Pro-British Protestants march every summer in the British-ruled province, a tradition seen as provocative by Irish nationalists and which regularly leads to violence. There will be more parades than usual this year - about 550 - because of an anniversary.
Usually the province relies on local police but this year is drafting in unarmed officers who helped protect last month's G8 summit, Police Service of Northern Ireland Chief Constable Matt Baggott said.
Since a peace agreement was signed in 1998, violence between Catholics and Protestants - which raged on and off for three decades - has largely ended. But much of Belfast remains divided along religious lines.

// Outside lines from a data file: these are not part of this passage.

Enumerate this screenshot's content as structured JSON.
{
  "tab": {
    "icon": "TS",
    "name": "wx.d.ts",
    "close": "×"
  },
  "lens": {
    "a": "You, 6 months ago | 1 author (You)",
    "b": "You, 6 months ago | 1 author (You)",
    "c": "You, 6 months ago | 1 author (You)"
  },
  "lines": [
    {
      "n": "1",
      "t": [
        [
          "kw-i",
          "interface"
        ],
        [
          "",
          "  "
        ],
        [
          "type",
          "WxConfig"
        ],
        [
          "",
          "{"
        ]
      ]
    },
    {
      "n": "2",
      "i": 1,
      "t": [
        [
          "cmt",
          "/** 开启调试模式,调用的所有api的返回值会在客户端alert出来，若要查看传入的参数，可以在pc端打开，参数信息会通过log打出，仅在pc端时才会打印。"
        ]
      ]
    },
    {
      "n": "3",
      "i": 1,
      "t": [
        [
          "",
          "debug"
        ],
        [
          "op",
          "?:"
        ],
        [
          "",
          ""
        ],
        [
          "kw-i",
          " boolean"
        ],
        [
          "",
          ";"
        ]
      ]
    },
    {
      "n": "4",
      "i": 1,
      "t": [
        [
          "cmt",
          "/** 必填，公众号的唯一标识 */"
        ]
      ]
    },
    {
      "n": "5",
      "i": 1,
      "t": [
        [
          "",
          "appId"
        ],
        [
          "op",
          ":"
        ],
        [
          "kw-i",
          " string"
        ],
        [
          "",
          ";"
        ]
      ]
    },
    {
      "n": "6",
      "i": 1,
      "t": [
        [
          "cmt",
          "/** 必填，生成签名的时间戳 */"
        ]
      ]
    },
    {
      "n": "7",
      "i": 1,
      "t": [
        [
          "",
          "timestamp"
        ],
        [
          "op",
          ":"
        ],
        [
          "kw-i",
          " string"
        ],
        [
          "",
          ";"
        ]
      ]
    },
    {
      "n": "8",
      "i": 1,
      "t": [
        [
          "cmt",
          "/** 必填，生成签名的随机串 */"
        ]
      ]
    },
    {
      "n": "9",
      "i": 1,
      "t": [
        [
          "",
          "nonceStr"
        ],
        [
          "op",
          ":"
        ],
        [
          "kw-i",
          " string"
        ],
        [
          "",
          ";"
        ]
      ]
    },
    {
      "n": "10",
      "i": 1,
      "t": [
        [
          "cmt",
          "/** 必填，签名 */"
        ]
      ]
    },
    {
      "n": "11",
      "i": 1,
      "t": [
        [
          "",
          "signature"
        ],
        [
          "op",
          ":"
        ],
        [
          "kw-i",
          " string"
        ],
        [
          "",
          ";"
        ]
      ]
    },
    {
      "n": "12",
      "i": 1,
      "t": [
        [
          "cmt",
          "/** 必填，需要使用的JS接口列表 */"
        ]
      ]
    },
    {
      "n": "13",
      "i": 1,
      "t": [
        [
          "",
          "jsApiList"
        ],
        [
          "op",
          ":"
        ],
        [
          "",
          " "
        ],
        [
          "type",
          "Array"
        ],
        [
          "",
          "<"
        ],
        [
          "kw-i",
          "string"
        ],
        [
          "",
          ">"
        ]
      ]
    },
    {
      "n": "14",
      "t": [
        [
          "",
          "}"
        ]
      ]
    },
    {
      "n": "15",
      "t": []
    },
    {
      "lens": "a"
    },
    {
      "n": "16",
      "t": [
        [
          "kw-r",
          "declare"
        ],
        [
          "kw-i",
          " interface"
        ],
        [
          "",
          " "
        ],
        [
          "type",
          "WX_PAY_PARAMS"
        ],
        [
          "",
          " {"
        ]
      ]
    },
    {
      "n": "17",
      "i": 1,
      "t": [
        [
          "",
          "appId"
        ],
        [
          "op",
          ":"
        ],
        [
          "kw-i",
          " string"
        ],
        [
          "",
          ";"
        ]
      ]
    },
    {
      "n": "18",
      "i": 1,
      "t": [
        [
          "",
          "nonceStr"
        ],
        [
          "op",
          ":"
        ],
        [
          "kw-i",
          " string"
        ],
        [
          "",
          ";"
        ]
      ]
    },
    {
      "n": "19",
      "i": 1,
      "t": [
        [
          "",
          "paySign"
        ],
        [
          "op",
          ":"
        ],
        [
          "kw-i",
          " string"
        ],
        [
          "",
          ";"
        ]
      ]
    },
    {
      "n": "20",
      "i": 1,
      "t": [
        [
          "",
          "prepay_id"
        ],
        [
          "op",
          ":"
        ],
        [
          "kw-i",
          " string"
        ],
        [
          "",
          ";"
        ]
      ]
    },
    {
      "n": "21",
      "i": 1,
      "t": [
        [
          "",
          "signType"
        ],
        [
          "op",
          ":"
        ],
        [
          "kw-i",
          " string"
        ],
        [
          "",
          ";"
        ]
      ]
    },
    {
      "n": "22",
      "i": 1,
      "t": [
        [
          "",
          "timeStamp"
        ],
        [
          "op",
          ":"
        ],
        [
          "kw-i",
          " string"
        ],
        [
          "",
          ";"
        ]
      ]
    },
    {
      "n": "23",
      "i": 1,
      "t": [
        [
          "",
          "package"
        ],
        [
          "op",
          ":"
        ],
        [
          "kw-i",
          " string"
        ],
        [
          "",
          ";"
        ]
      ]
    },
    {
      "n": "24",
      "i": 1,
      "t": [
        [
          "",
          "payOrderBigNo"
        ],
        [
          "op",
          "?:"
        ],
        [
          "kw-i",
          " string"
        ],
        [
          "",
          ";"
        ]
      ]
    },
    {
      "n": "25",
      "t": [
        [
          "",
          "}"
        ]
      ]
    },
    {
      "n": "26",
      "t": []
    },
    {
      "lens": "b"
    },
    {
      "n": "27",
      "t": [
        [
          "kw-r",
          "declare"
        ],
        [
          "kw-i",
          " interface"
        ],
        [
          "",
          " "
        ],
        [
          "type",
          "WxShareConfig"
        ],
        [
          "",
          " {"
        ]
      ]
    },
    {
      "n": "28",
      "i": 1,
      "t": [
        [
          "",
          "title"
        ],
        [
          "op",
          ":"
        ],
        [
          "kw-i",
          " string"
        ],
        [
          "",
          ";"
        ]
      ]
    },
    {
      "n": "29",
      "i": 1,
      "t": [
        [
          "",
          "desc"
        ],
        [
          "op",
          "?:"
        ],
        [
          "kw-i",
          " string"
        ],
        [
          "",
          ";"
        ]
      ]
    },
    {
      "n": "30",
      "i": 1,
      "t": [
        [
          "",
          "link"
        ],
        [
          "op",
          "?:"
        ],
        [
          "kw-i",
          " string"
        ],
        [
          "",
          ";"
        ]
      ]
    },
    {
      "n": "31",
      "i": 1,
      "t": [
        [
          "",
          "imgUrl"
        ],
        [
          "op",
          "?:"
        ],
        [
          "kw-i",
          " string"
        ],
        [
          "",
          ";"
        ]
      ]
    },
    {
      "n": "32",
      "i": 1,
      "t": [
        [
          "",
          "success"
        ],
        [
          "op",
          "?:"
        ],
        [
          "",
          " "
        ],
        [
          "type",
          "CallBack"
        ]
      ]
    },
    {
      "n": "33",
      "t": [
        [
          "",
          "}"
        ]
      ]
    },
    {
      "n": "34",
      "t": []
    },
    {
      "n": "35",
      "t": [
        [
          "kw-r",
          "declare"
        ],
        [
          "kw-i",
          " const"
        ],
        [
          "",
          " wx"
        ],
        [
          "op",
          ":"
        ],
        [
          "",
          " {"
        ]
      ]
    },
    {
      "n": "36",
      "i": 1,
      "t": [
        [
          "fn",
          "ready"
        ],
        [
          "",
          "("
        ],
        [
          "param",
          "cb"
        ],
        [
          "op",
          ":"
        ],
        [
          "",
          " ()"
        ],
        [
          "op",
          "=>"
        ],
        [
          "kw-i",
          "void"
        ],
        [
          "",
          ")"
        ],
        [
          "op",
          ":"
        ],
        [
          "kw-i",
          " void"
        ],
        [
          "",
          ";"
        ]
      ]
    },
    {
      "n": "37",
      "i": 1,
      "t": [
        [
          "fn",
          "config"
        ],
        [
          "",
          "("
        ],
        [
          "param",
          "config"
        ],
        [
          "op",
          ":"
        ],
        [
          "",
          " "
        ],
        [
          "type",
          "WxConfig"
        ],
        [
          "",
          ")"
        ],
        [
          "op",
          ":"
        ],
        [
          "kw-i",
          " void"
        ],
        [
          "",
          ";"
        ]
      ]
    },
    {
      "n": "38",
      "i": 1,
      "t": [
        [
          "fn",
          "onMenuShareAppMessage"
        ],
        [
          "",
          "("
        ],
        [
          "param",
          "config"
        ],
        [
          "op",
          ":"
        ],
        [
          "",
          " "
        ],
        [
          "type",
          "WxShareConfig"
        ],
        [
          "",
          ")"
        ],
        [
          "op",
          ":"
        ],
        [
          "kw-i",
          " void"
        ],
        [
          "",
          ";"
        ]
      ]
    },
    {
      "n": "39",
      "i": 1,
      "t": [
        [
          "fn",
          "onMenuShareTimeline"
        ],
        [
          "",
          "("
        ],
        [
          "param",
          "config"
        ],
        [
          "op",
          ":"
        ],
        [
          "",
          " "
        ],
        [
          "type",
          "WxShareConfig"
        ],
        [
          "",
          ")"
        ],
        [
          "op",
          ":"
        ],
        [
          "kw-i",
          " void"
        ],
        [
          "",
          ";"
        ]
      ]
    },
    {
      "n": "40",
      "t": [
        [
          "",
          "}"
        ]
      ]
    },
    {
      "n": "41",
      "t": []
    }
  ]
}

Tens of thousands of members of the Orange Order will parade on Friday at more than a dozen venues across Northern Ireland to mark the 1690 victory at the Battle of the Boyne by Protestant King William of Orange over Catholic King James of England.
The 100th anniversary of the signing of a covenant by Protestants against greater autonomy for Ireland, means there will be more marches, creating "unique demands" and a need for more security personnel, Baggott said.
"2013 is a year when there is a real opportunity to break the cycle of violence," he told reporters.
A police spokeswoman said she was not aware of a previous occasion in which police had been drafted in for the parades, though the current force is much smaller now than during the years of violence known as the "Troubles".